Société

JIF 2026 : les femmes parlementaires outillées sur les réformes juridiques à Lomé

À l’occasion de la célébration en différé de la Journée internationale des droits des femmes (JIF 2026), le Caucus des femmes parlementaires, en collaboration avec l’Association des femmes de l’administration parlementaire (AFAP), a organisé le 30 mars 2026 à Lomé une rencontre d’échanges sur les réformes juridiques récentes.

La rencontre, placée sous le thème national « Droits, justice, action pour toutes les femmes et les filles », a été présidée par Ibrahima Mémounatou. Elle a réuni des parlementaires des deux chambres, des cadres de l’administration publique ainsi que la représentante résidente du Fonds des Nations Unies pour la population, Elise Kakam.
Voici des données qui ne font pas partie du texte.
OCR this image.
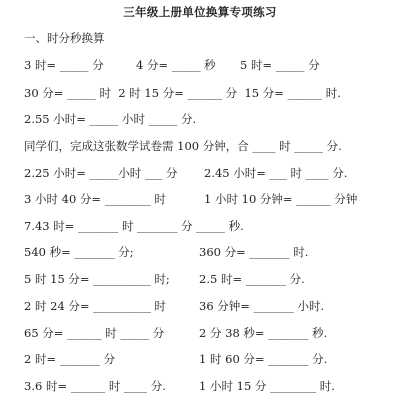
三年级上册单位换算专项练习
一、时分秒换算
3 时= _____ 分	4 分= _____ 秒 5 时= _____ 分
30 分= _____ 时  2 时 15 分= ______ 分  15 分= ______ 时.
2.55 小时= _____ 小时 _____ 分.
同学们，完成这张数学试卷需 100 分钟，合 ____ 时 _____ 分.
2.25 小时= _____小时 ___ 分 2.45 小时= ___ 时 ____ 分.
3 小时 40 分= ________ 时	1 小时 10 分钟= ______ 分钟
7.43 时= _______ 时 _______ 分 _____ 秒.
540 秒= _______ 分;	360 分= _______ 时.
5 时 15 分= __________ 时;	2.5 时= _______ 分.
2 时 24 分= __________ 时	36 分钟= _______ 小时.
65 分= ______ 时 _____ 分	2 分 38 秒= _______ 秒.
2 时= _______ 分	1 时 60 分= _______ 分.
3.6 时= ______ 时 ____ 分.	1 小时 15 分 ________ 时.
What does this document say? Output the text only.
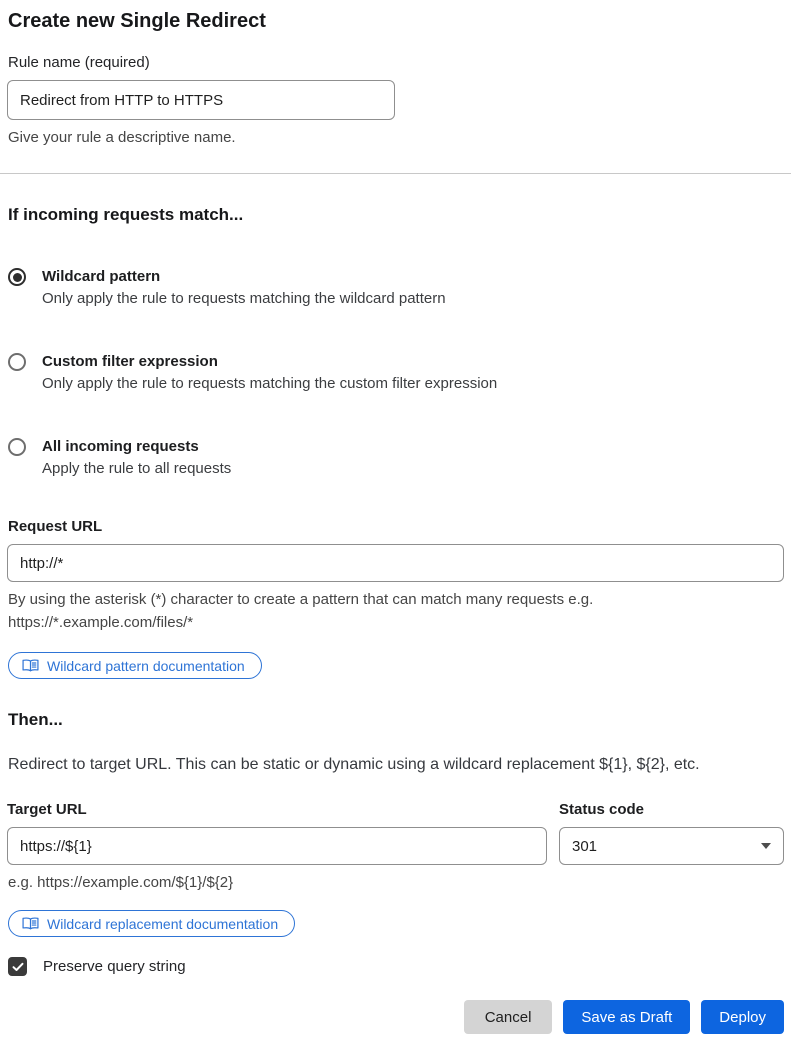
Create new Single Redirect
Rule name (required)
Redirect from HTTP to HTTPS
Give your rule a descriptive name.
If incoming requests match...
Wildcard pattern
Only apply the rule to requests matching the wildcard pattern
Custom filter expression
Only apply the rule to requests matching the custom filter expression
All incoming requests
Apply the rule to all requests
Request URL
http://*
By using the asterisk (*) character to create a pattern that can match many requests e.g.
https://*.example.com/files/*
Wildcard pattern documentation
Then...

Redirect to target URL. This can be static or dynamic using a wildcard replacement ${1}, ${2}, etc.

Target URL
https://${1}	Status code
301
e.g. https://example.com/${1}/${2}
Wildcard replacement documentation
Preserve query string
Cancel	Save as Draft	Deploy
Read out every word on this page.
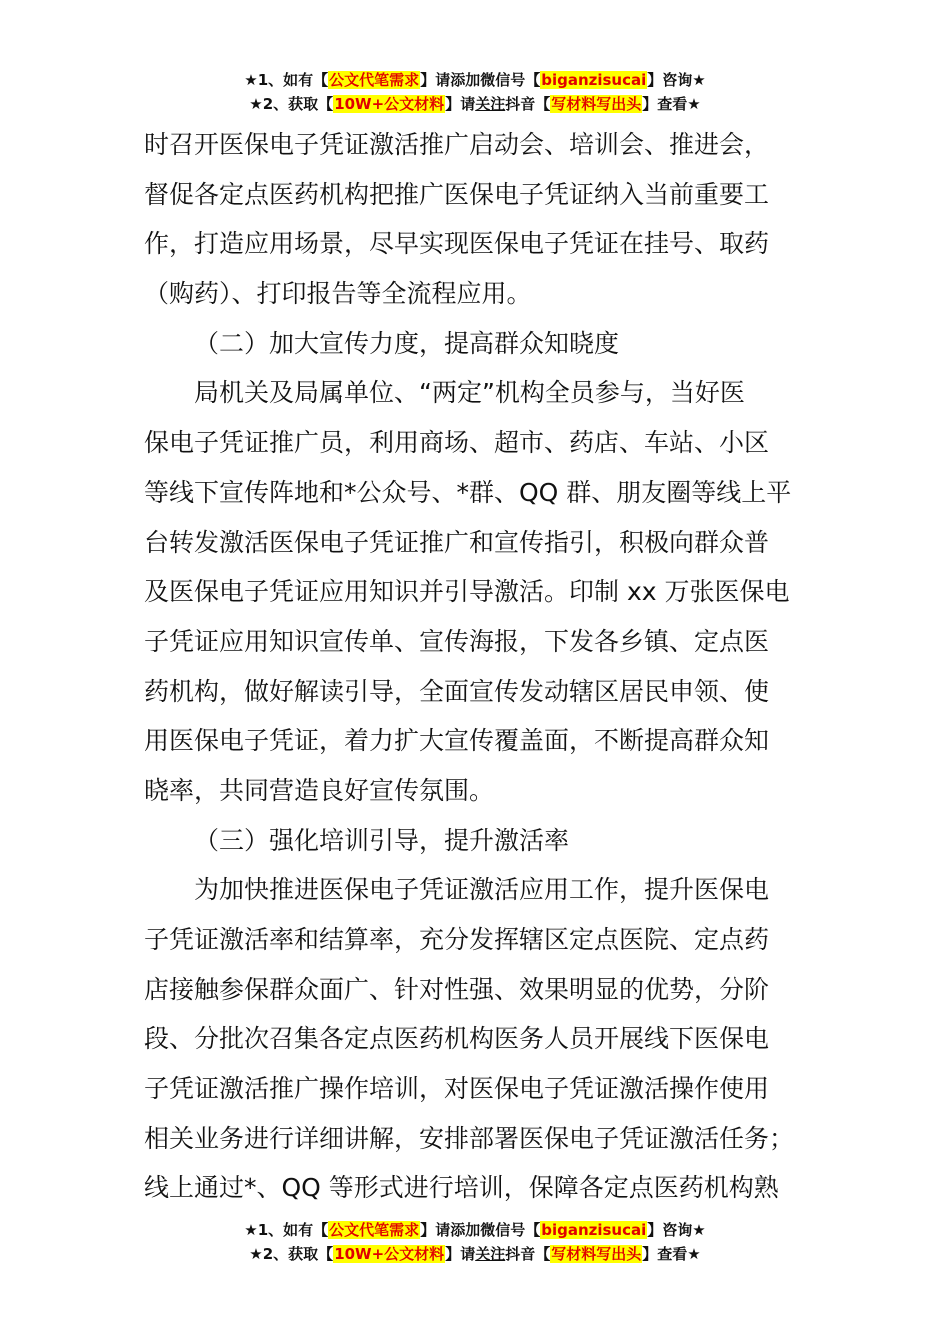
★1、如有【公文代笔需求】请添加微信号【biganzisucai】咨询★
★2、获取【10W+公文材料】请关注抖音【写材料写出头】查看★
时召开医保电子凭证激活推广启动会、培训会、推进会，
督促各定点医药机构把推广医保电子凭证纳入当前重要工
作，打造应用场景，尽早实现医保电子凭证在挂号、取药
（购药）、打印报告等全流程应用。
（二）加大宣传力度，提高群众知晓度
局机关及局属单位、“两定”机构全员参与，当好医
保电子凭证推广员，利用商场、超市、药店、车站、小区
等线下宣传阵地和*公众号、*群、QQ 群、朋友圈等线上平
台转发激活医保电子凭证推广和宣传指引，积极向群众普
及医保电子凭证应用知识并引导激活。印制 xx 万张医保电
子凭证应用知识宣传单、宣传海报，下发各乡镇、定点医
药机构，做好解读引导，全面宣传发动辖区居民申领、使
用医保电子凭证，着力扩大宣传覆盖面，不断提高群众知
晓率，共同营造良好宣传氛围。
（三）强化培训引导，提升激活率
为加快推进医保电子凭证激活应用工作，提升医保电
子凭证激活率和结算率，充分发挥辖区定点医院、定点药
店接触参保群众面广、针对性强、效果明显的优势，分阶
段、分批次召集各定点医药机构医务人员开展线下医保电
子凭证激活推广操作培训，对医保电子凭证激活操作使用
相关业务进行详细讲解，安排部署医保电子凭证激活任务；
线上通过*、QQ 等形式进行培训，保障各定点医药机构熟
★1、如有【公文代笔需求】请添加微信号【biganzisucai】咨询★
★2、获取【10W+公文材料】请关注抖音【写材料写出头】查看★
L’objectif de cette initiative est de renforcer la compréhension et l’appropriation des nouvelles réformes juridiques par les acteurs institutionnels, afin de favoriser leur application effective, notamment en matière d’égalité et de protection des droits des femmes.

Deux communications ont marqué les travaux. La première, présentée par la magistrate Kpatcha Tchamdja Kobauyah, a porté sur les innovations du code des personnes et de la famille, mettant en avant l’égalité dans le mariage, la capacité juridique de la femme mariée, la gestion conjointe des biens et la protection des enfants.

La seconde communication, animée par Mawulawoè Azanledji Ahadzi, a abordé le code pénal et les mécanismes de lutte contre les violences basées sur le genre, notamment le harcèlement sexuel et les pratiques traditionnelles néfastes.

Au terme des échanges, plusieurs recommandations ont été formulées. Les participants ont notamment appelé à intensifier la vulgarisation des lois en langues nationales, à faciliter l’accès à la justice en milieu rural et à accélérer l’adoption des textes d’application. Le Parlement est également invité à renforcer le contrôle de l’action gouvernementale et à intégrer davantage la dimension genre dans les travaux législatifs.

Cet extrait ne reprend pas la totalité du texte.